Predictive Mobile Agent #3: Installing the Brain — Bringing Your On-Device AI to Life in Flutter
Article Summary
Amorn Apichattanakul from KBTG reveals the hidden trap that breaks on-device AI: your Dart preprocessing code must match your Python training code bit-for-bit, or your 15KB model becomes useless.
This is part 3 of a series on building predictive mobile agents. After training a multi-head neural network in Python to predict payment behavior (should suggest? which shop? how much?), the author tackles the critical challenge of deploying it in Flutter without breaking the model's assumptions.
Key Takeaways
- 15.70 KB TFLite model runs inference in 1-2ms on-device with zero network calls
- Weekday index mismatch between Python and Dart silently breaks Friday predictions
- TFLite output tensor order differs from Keras, requiring manual verification during export
- Mock mode enables full testing without device permissions or real sensors
- Android wraps WiFi SSIDs in quotes, breaking trust score lookups if not stripped
The article demonstrates that 90% of on-device AI effort should go into preprocessing contract correctness, not model architecture, with detailed Dart ports of Python encoding functions.
About This Article
Amorn Apichattanakul found that Python's datetime.weekday() returns 0-6 for Monday through Sunday, while Dart's weekday returns 1-7. When the model received index 0 instead of 6 for Sunday, predictions failed silently. Friday family dinner predictions got worse, but no error messages appeared.

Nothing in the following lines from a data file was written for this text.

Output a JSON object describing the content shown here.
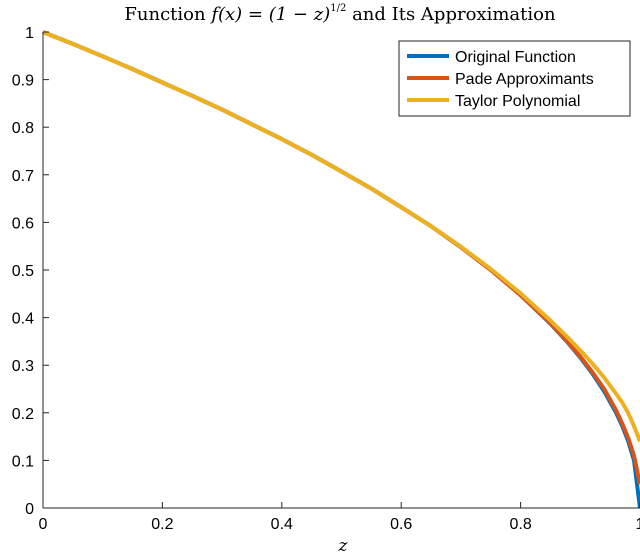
{
  "chart_data": {
    "type": "line",
    "title": "Function f(x) = (1 − z)^(1/2) and Its Approximation",
    "title_parts": {
      "prefix": "Function ",
      "math": "f(x) = (1 − z)",
      "exp_num": "1",
      "exp_den": "2",
      "suffix": " and Its Approximation"
    },
    "xlabel": "z",
    "ylabel": "",
    "xlim": [
      0,
      1
    ],
    "ylim": [
      0,
      1
    ],
    "x_ticks": [
      0,
      0.2,
      0.4,
      0.6,
      0.8,
      1
    ],
    "x_tick_labels": [
      "0",
      "0.2",
      "0.4",
      "0.6",
      "0.8",
      "1"
    ],
    "y_ticks": [
      0,
      0.1,
      0.2,
      0.3,
      0.4,
      0.5,
      0.6,
      0.7,
      0.8,
      0.9,
      1
    ],
    "y_tick_labels": [
      "0",
      "0.1",
      "0.2",
      "0.3",
      "0.4",
      "0.5",
      "0.6",
      "0.7",
      "0.8",
      "0.9",
      "1"
    ],
    "grid": false,
    "legend": "top-right",
    "x": [
      0,
      0.05,
      0.1,
      0.15,
      0.2,
      0.25,
      0.3,
      0.35,
      0.4,
      0.45,
      0.5,
      0.55,
      0.6,
      0.65,
      0.7,
      0.75,
      0.8,
      0.85,
      0.88,
      0.9,
      0.92,
      0.94,
      0.96,
      0.97,
      0.98,
      0.99,
      1.0
    ],
    "series": [
      {
        "name": "Original Function",
        "color": "#0072BD",
        "values": [
          1.0,
          0.975,
          0.949,
          0.922,
          0.894,
          0.866,
          0.837,
          0.806,
          0.775,
          0.742,
          0.707,
          0.671,
          0.632,
          0.592,
          0.548,
          0.5,
          0.447,
          0.387,
          0.346,
          0.316,
          0.283,
          0.245,
          0.2,
          0.173,
          0.141,
          0.1,
          0.0
        ]
      },
      {
        "name": "Pade Approximants",
        "color": "#D95319",
        "values": [
          1.0,
          0.975,
          0.949,
          0.922,
          0.894,
          0.866,
          0.837,
          0.806,
          0.775,
          0.742,
          0.707,
          0.671,
          0.632,
          0.592,
          0.548,
          0.5,
          0.447,
          0.388,
          0.347,
          0.318,
          0.286,
          0.25,
          0.205,
          0.178,
          0.148,
          0.11,
          0.05
        ]
      },
      {
        "name": "Taylor Polynomial",
        "color": "#EDB120",
        "values": [
          1.0,
          0.975,
          0.949,
          0.922,
          0.894,
          0.866,
          0.837,
          0.806,
          0.775,
          0.742,
          0.707,
          0.671,
          0.632,
          0.592,
          0.549,
          0.502,
          0.451,
          0.394,
          0.357,
          0.331,
          0.304,
          0.274,
          0.24,
          0.222,
          0.2,
          0.172,
          0.14
        ]
      }
    ]
  }
}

The team ported Python's encoding functions to Dart line by line. They applied the correction (dt.weekday - 1) % 7 to fix the weekday index mismatch. They also implemented trigonometric time encoding using dart:math for sin and cos operations to match Python's output exactly.
The unified preprocessing contract let the 15.70 KB model run inference in 1-2 ms on-device. Prediction accuracy stayed consistent across mock and live sensor modes. Six test scenarios verified the fix, including Rule 1 for morning coffee and Rule 7 for WFH guard patterns.